Ji-Xin Cheng is a pioneering scientist, inventor, and entrepreneur whose work has significantly advanced the fields of optical imaging and molecular spectroscopy. He currently holds the Moustakas Chair Professorship in Optoelectronics and Photonics at Boston University. He also serves as Director of the BU Photonics Center Graduate Student Initiative. Cheng’s research has led to transformative innovations in chemical imaging, particularly through coherent Raman scattering microscopy, mid-infrared photothermal (MIP) imaging, and overtone photoacoustic microscopy. His work combines technology development with real-world applications in cancer diagnosis, neuromodulation, and phototherapy for infectious diseases. As an entrepreneur, Cheng is co-founder of Vibronix and Pulsethera, companies that aim to bring his laboratory innovations to commercial and clinical use. He also serves as a scientific advisor for Photothermal Spectroscopy Corp and Axorus, contributing to cutting-edge developments in imaging instrumentation and neuromodulation, respective.

Cheng has authored more than 350 peer reviewed publications and has received numerous accolades, including the Ellis R. Lippincott Award (Optica), the Pittsburgh Spectroscopy Award, and the SPIE Biophotonics Technology Innovator Award. Originally from China, Cheng earned both his BSc and PhD from the University of Science and Technology of China, followed by postdoctoral work at the University of Science and Technology of Hong Kong and Harvard University. His work has not only influenced scientific understanding but also shaped the future of optical and photothermal imaging technologies through both academic leadership and entrepreneurial vision.

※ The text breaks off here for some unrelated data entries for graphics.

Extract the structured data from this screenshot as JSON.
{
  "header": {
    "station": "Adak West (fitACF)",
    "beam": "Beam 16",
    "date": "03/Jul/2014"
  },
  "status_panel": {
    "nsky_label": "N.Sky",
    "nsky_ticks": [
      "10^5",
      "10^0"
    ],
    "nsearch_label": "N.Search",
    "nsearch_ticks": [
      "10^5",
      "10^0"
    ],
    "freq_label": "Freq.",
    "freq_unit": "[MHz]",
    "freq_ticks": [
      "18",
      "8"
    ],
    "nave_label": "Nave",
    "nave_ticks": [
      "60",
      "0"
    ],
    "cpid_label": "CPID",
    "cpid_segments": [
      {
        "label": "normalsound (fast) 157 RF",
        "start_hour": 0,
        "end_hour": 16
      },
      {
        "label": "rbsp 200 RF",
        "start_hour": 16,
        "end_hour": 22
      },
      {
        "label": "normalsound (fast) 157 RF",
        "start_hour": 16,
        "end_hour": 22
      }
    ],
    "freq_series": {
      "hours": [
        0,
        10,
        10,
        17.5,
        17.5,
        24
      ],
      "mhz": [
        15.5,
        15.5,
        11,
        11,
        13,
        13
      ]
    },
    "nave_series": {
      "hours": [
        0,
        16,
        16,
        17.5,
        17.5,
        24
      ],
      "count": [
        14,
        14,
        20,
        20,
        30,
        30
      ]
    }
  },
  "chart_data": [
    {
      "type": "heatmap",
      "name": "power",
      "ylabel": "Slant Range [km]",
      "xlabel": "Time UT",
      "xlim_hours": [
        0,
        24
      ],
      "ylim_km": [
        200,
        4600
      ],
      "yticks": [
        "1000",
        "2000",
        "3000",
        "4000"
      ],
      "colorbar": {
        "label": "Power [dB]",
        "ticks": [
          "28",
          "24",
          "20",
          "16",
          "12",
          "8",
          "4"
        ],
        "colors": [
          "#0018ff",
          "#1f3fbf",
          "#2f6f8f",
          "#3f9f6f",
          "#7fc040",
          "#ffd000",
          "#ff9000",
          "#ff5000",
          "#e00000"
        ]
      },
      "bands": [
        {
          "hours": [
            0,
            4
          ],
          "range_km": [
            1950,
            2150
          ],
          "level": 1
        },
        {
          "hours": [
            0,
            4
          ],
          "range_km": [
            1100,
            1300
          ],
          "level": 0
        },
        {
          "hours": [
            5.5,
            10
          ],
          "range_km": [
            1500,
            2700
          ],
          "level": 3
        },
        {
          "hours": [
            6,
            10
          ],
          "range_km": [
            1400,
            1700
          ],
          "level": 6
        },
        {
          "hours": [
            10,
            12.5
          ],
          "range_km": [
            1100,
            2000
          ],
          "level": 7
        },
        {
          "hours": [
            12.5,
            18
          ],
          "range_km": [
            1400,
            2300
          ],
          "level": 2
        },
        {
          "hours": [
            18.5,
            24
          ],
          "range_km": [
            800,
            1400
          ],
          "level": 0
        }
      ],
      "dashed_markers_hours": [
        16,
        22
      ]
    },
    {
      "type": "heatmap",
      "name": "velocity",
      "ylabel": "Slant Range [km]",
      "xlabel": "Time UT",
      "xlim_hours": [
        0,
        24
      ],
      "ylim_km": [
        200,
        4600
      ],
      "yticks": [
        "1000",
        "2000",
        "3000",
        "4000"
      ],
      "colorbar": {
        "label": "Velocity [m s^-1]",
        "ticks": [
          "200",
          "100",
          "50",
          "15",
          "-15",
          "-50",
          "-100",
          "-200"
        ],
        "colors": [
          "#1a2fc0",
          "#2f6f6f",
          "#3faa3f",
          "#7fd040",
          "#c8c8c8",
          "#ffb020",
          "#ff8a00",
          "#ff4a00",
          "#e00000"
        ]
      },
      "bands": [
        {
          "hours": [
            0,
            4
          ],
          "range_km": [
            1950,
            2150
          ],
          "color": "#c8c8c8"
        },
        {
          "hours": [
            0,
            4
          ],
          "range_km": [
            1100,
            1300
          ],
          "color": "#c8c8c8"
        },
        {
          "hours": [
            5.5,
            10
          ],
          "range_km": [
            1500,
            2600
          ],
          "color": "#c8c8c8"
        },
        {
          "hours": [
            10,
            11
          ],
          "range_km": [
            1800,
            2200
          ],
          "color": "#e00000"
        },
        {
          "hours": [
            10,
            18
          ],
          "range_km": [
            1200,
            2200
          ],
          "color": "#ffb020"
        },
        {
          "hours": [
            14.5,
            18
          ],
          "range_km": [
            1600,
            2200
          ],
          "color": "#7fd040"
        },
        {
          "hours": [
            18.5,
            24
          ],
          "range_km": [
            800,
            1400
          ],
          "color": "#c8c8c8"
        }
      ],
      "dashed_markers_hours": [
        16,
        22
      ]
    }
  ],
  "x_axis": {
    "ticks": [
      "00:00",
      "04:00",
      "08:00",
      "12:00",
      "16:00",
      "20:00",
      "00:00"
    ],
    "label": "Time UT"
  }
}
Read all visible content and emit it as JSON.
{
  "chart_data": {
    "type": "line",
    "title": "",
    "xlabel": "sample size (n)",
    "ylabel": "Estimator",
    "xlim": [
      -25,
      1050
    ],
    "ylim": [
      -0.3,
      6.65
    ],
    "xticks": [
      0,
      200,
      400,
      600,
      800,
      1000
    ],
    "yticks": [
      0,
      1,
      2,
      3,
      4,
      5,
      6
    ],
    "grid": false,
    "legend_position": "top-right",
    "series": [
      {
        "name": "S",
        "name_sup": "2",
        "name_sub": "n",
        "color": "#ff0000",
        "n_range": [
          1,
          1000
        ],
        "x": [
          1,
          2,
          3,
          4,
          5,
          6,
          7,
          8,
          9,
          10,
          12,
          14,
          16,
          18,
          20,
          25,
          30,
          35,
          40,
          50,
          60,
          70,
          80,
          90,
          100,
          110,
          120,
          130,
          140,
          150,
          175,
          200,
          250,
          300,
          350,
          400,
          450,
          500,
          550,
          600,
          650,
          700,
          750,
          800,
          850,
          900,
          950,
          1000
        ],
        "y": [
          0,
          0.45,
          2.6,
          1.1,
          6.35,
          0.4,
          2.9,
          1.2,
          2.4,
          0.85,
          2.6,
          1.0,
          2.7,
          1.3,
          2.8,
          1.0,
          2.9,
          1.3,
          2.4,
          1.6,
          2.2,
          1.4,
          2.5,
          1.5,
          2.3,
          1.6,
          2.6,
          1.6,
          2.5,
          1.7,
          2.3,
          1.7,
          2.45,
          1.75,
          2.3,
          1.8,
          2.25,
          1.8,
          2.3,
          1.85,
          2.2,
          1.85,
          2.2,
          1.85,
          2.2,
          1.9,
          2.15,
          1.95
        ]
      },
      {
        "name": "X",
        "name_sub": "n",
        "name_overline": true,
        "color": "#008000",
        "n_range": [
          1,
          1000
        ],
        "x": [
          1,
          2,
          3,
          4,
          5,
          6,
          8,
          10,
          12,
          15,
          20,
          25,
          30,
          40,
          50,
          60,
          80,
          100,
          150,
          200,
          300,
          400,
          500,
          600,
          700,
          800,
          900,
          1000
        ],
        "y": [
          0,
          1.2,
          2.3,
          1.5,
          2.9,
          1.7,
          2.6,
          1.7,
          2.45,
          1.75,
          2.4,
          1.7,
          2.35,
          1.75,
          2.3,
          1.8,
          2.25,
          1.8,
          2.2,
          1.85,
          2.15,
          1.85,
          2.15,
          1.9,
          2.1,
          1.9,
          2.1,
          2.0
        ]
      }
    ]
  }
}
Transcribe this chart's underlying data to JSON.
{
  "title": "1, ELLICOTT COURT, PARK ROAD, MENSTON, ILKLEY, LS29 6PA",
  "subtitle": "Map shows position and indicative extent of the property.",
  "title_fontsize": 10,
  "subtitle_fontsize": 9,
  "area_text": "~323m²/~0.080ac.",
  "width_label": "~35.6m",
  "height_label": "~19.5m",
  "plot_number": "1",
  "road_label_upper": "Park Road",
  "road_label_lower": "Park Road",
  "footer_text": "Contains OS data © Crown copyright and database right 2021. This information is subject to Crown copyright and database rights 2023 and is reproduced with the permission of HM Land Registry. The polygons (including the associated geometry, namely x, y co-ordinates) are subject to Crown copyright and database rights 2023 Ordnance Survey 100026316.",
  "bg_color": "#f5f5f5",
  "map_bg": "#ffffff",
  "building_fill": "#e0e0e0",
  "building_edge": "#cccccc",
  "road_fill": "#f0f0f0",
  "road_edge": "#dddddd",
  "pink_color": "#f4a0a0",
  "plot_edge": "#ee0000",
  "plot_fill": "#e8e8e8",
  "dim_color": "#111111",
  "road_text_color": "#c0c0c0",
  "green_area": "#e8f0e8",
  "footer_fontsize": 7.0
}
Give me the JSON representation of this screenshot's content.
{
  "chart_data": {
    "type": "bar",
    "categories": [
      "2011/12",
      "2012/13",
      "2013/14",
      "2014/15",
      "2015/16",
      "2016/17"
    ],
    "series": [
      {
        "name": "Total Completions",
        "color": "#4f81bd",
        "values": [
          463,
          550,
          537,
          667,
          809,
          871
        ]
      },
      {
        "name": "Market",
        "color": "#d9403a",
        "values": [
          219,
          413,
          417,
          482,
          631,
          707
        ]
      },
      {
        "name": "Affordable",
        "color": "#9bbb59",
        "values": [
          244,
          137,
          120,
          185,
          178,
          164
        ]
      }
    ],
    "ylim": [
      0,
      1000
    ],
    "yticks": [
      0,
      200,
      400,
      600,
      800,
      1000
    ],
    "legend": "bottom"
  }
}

Mustafa Kansiz is currently the Director of Product Management at Photothermal Spectroscopy Corp with responsibilities for new product development, marketing and applications development. He has over 25 years of experience working with FT-IR Microscopy and Imaging and Raman, spanning routine to research applications, in both industry and academia. Throughout his time, he has worked at Varian and Agilent Technologies serving in a range of technical and business development roles, including FT-IR Microscopy & Imaging Product Manager, Product Specialist, R&D Scientist and European FT-IR Sales Manager. He has a Ph.D. from Monash University on biotechnological application of FT-IR spectroscopy and multivariate statistics.